J'hésite à lui parler, à la prendre par le bras et à lui dire de s'envoler pour ne plus jamais revenir. Mais, ici, devant tout le monde, je ne peux pas.

  Je me demande depuis combien de temps elle a ces ailes, si ça fait mal quand elles poussent, si c'est comme le pelage des chats : elles tombent et sont remplacées par d'autres plus épaisses à mesure que l'hiver approche, si leur éclat l'empêche de dormir. Si elles sont phosphorescentes ou fluorescentes, si elle peut s'allonger sur le dos sans se faire mal, si elle saigne quand on les lui coupe et ce qu'elle sous-entendait quand elle m'a soufflé ne pas être un ange.

   Les anges, dans la bible ils ont de grandes ailes, de grands yeux et sont majestueux, comme Marina. Les démons par contre, ils n'ont pas d'ailes aussi immaculées, je crois. Peut-être qu'elle a voulu dire qu'elle ne venait pas d'une espèce de force de céleste, qu'elle n'était pas tombée du ciel.

   Ça y est, le cours est terminé. Je n'en ai pas écouté une seule minute. Je vais pouvoir lui parler, si elle est seule (ce qui est presque impossible, elle reste presque toujours travailler avec ses amis). Je la vois se diriger vers l'escalier et descendre du premier étage. Ses amis discutent devant elle, elle est seule derrière.

— Hey ! la hélé-je en lui tapotant l'épaule.

Elle tourne la tête et me sourit.

— Ça va ? demande-t-elle, tout naturellement.

Et je sais qu'elle ne le fait pas par convention, qu'elle ne s'attend pas forcément à ce que je réponde par l'affirmative et à ce qu'elle continue son chemin sans en savoir plus. Elle veut vraiment savoir.

Je lui réponds que ça va et lui retourne la question, et par convention elle me répond par oui. Elle n'a pas besoin de me confier quoi que ce soit.
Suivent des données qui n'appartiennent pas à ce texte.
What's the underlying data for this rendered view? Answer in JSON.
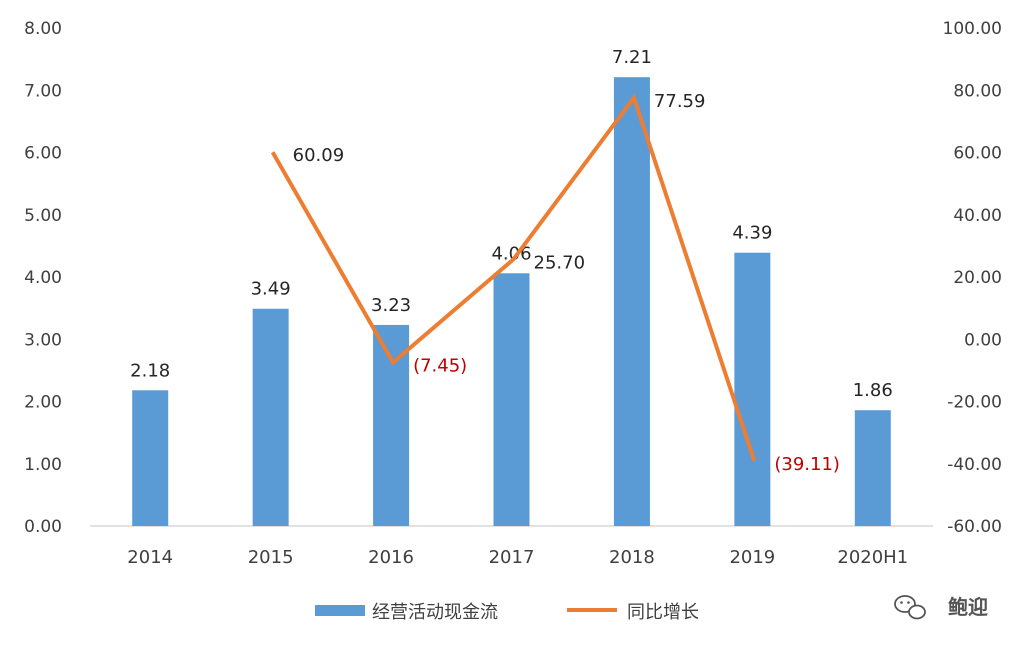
{
  "chart_data": {
    "type": "bar",
    "categories": [
      "2014",
      "2015",
      "2016",
      "2017",
      "2018",
      "2019",
      "2020H1"
    ],
    "series": [
      {
        "name": "经营活动现金流",
        "type": "bar",
        "axis": "left",
        "color": "#5b9bd5",
        "values": [
          2.18,
          3.49,
          3.23,
          4.06,
          7.21,
          4.39,
          1.86
        ],
        "labels": [
          "2.18",
          "3.49",
          "3.23",
          "4.06",
          "7.21",
          "4.39",
          "1.86"
        ]
      },
      {
        "name": "同比增长",
        "type": "line",
        "axis": "right",
        "color": "#ed7d31",
        "values": [
          null,
          60.09,
          -7.45,
          25.7,
          77.59,
          -39.11,
          null
        ],
        "labels": [
          "",
          "60.09",
          "(7.45)",
          "25.70",
          "77.59",
          "(39.11)",
          ""
        ]
      }
    ],
    "left_axis": {
      "ylim": [
        0,
        8
      ],
      "ticks": [
        "0.00",
        "1.00",
        "2.00",
        "3.00",
        "4.00",
        "5.00",
        "6.00",
        "7.00",
        "8.00"
      ]
    },
    "right_axis": {
      "ylim": [
        -60,
        100
      ],
      "ticks": [
        "-60.00",
        "-40.00",
        "-20.00",
        "0.00",
        "20.00",
        "40.00",
        "60.00",
        "80.00",
        "100.00"
      ]
    },
    "negative_label_color": "#c00000",
    "grid": false,
    "legend_position": "bottom"
  },
  "watermark": {
    "text": "鲍迎"
  }
}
Je connais déjà la vraie réponse. Je me mords la lèvre et hésite avant de me lancer.

— J'aimerais te revoir, lui avoué-je du bout des lèvres, espérant qu'elle comprenne que je voulais revoir ses ailes, qu'elle me raconte, qu'elle m'explique.

Elle me jauge un instant de son regard perçant. Elle a saisi.

— Demain, 20 heures.

Et elle s'en est allée, comme ça, sans un mot, sans attendre ma réponse. Peut-être qu'elle la fuyait, elle avait tellement peur à ce moment-là.

Chaque jour, j'essaie d'écrire un nouveau chapitre, même si je sacrifie mon sommeil. Il est moins important de toute façon. Écrire pour ne plus avoir à subir. Écrire pour m'épanouir.